EDA Techniques for Testing Assumptions
There are several Exploratory Data Analysis (EDA) techniques you can use to test assumptions about a dataset. These include run sequence plot, lag plot, histogram, and normal probability plot.
Run sequence plot
Many statistical techniques are based on the assumption that the data being analyzed has the following properties:
Variables drawn from a common probability distribution
Variables with common parameters (for example, mean and standard deviation)
A run sequence plot tests whether the data conforms to these assumptions. For example, the following figure shows a run sequence plot for the daily returns to the Standard and Poor’s stock market index.
Because this is a time series plot, it’s being used to determine whether the returns to the S&P 500 are independent of each other, whether they are all drawn from the same probability distribution, and whether the parameters (mean and variance) remain constant over time.
The run sequence plot is designed to answer these questions:
Are there any changes in the mean of the data?
Are there any changes in the variance of the data?
In addition, you use the run sequence plot to identify any outliers in the data.
The plot of the returns to the S&P 500 shows that the mean and variance of the data remain stable over time, and that there do not appear to be any outliers.
A lag plot determines whether the elements of a dataset are random (independent of each other). In other words, the plot shows whether or not there’s a pattern in the data. Patterns in the data are inconsistent with randomness.
A lagged value is one that has occurred in the past. A lag of 1 refers to an observation that has taken place one period in the past. A lag of 2 refers to an observation that has taken place two periods in the past, and so forth.

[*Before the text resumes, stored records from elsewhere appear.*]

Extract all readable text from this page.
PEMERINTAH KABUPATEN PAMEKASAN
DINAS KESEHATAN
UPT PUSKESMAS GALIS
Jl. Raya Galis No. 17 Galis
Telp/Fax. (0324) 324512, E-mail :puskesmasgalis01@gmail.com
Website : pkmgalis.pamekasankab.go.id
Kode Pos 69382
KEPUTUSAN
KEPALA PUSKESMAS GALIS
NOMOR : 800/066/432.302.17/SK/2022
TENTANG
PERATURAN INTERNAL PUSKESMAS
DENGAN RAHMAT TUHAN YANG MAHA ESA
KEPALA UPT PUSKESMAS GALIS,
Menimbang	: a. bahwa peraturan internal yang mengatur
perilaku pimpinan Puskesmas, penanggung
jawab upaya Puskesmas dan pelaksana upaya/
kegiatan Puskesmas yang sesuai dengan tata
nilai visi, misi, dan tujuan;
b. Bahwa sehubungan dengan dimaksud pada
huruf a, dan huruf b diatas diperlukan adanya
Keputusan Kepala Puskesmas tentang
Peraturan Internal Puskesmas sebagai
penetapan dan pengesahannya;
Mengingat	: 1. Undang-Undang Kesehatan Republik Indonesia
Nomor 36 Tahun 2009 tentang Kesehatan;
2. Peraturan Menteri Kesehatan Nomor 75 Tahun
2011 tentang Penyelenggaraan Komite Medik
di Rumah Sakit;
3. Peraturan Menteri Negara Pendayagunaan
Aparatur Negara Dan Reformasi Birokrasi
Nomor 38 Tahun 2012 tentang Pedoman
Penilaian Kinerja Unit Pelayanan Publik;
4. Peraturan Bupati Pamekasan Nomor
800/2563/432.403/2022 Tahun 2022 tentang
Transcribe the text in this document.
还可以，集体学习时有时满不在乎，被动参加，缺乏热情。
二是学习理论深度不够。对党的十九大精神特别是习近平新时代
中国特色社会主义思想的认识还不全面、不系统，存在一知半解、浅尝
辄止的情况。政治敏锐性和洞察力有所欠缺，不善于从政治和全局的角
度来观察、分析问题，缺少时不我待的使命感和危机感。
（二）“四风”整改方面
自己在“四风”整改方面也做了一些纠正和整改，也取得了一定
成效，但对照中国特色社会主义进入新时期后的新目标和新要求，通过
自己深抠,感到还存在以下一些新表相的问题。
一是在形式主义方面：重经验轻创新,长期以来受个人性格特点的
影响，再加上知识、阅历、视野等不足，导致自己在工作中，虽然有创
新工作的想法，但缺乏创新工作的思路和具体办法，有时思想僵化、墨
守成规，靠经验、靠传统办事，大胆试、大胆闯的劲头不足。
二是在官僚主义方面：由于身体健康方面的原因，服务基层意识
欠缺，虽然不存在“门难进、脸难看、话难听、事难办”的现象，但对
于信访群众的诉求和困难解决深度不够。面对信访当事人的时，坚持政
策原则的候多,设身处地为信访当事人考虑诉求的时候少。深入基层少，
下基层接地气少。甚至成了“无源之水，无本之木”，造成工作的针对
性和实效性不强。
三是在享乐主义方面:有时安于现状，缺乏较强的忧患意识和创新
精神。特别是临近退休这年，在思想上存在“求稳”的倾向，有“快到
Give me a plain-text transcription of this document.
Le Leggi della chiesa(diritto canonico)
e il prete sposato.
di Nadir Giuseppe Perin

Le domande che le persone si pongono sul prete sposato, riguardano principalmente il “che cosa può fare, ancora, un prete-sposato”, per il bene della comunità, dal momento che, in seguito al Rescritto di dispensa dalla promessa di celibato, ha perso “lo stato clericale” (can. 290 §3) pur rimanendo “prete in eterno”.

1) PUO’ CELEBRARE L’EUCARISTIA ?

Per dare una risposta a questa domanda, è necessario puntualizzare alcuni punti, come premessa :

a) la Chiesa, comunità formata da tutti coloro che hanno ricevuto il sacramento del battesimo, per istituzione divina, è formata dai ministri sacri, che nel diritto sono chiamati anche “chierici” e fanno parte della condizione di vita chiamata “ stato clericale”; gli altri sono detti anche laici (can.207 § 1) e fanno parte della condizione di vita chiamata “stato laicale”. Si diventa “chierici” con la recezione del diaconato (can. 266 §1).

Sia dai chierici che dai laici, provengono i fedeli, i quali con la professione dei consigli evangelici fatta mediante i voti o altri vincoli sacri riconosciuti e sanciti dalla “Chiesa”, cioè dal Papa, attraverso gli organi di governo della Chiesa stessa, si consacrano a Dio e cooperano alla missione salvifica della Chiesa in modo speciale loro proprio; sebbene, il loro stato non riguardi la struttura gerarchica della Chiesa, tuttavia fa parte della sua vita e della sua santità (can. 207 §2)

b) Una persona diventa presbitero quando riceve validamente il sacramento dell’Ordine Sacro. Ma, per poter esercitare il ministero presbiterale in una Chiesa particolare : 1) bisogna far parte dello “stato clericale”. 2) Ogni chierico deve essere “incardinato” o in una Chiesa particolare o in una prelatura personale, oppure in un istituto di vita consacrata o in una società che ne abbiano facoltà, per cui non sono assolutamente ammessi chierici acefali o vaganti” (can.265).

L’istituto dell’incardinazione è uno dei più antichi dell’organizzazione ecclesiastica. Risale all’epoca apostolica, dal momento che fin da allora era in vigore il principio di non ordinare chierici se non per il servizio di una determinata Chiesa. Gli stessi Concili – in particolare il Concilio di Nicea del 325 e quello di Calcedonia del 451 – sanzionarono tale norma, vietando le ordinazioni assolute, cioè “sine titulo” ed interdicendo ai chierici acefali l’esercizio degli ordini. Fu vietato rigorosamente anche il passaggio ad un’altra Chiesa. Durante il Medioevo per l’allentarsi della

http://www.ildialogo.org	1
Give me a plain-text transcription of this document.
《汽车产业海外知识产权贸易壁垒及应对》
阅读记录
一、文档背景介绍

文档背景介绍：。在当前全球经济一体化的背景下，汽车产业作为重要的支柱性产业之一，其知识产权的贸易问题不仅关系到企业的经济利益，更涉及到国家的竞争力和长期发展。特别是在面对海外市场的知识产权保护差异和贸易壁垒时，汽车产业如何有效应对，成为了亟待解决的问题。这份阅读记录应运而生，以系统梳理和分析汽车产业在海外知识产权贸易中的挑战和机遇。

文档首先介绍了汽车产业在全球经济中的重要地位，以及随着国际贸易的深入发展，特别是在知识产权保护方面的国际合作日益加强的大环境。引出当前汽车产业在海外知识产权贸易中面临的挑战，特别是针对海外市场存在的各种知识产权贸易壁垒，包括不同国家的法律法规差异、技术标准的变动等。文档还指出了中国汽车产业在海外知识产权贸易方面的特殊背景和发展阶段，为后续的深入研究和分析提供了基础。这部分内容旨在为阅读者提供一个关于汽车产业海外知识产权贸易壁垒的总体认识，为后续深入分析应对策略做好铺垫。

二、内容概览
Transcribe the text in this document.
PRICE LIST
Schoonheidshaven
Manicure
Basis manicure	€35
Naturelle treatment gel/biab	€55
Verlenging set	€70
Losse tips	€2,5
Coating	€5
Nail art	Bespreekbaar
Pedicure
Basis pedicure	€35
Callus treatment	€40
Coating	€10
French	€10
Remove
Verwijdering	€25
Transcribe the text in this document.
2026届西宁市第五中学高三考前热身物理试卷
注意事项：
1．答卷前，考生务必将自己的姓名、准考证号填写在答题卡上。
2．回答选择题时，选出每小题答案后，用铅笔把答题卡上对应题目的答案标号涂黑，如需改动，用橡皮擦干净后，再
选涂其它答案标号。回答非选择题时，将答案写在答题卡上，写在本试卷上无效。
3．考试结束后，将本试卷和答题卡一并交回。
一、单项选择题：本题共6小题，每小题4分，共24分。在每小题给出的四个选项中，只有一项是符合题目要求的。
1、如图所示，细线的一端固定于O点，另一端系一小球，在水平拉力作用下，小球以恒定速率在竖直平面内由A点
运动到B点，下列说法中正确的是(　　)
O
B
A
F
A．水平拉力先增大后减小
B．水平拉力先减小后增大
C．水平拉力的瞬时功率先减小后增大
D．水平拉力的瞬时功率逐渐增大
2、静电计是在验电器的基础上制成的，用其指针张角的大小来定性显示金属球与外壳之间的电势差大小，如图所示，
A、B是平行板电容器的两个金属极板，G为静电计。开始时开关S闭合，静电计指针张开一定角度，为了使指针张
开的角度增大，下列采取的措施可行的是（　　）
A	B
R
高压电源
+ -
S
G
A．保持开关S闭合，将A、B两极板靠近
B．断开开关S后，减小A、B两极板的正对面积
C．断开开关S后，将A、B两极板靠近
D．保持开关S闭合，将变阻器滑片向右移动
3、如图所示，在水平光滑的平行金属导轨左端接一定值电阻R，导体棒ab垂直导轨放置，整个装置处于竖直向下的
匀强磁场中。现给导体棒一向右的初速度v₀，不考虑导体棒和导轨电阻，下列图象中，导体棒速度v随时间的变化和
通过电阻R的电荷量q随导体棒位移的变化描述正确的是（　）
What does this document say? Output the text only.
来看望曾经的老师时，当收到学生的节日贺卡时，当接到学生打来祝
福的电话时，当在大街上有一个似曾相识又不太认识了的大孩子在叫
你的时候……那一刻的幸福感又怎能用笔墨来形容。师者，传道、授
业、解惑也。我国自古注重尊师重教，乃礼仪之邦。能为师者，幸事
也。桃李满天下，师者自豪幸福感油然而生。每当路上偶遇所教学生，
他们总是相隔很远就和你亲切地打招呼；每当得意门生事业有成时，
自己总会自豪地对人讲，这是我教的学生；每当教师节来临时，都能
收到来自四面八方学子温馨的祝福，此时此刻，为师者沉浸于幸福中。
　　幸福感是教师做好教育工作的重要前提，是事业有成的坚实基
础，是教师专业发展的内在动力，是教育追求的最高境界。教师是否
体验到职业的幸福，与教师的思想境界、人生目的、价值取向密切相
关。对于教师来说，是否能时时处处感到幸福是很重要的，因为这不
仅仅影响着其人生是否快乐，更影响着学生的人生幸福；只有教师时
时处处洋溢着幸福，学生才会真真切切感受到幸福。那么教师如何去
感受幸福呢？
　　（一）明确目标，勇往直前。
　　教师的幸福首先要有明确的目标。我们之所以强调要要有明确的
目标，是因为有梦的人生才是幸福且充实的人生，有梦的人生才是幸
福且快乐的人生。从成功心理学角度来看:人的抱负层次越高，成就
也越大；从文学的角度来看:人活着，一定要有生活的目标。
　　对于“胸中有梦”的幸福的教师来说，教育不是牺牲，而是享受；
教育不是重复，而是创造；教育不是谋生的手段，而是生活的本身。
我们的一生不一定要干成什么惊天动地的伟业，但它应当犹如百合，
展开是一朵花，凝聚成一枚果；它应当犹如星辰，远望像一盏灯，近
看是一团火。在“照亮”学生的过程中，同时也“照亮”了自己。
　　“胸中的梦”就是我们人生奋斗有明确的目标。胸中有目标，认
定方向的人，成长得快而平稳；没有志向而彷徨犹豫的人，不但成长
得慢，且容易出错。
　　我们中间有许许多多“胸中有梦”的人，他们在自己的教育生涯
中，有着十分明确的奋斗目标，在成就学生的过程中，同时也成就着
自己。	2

A lag plot shows the values of a variable on the vertical axis, and the lagged values of the same variable on the horizontal axis. For example, this figure shows a lag plot for the daily returns to the Standard and Poor’s stock market index.
The points on this plot are randomly scattered with no particular pattern. This is consistent with the assumption of randomness in the data.
You can use a histogram to identify the distribution followed by a dataset. A histogram can show several key details about a dataset, including the following:
The center of the data
The spread (variability) of the data
The skewness of the data (if any)
The presence of outliers
For example, this figure shows a histogram for the daily returns to the Standard and Poor’s stock market index.
The graph shows that the Standard and Poor’s returns have a mean of approximately 0 — the heights of the bars are greatest near 0. The returns appear to exhibit negative skewness (that is, extreme negative returns are more common than extreme positive returns) and have a greater magnitude. There do not appear to be any outliers in the data.
Normal probability plot
Use a normal probability plot to compare a dataset to the normal distribution. The vertical axis of this plot shows the quantiles of the dataset, and the horizontal axis shows the quantiles of the normal distribution. If a dataset is normally distributed, then the graph should appear to be a straight line with a slope of 1.
Quantiles are used to divide a dataset into equally sized groups. A widely used type of quantile is the quartile, which (as discussed earlier) divides a dataset into four equal groups, each consisting of 25 percent of the data. Another popular choice is the percentile, which divides a dataset into one hundred equal groups, each consisting of 1 percent of the data.
The following figure shows a normal probability plot for the daily returns to the Standard and Poor’s stock market index.
The plot shows that the returns to the S&P 500 are close to being normal, with deviations in the tails of the distribution.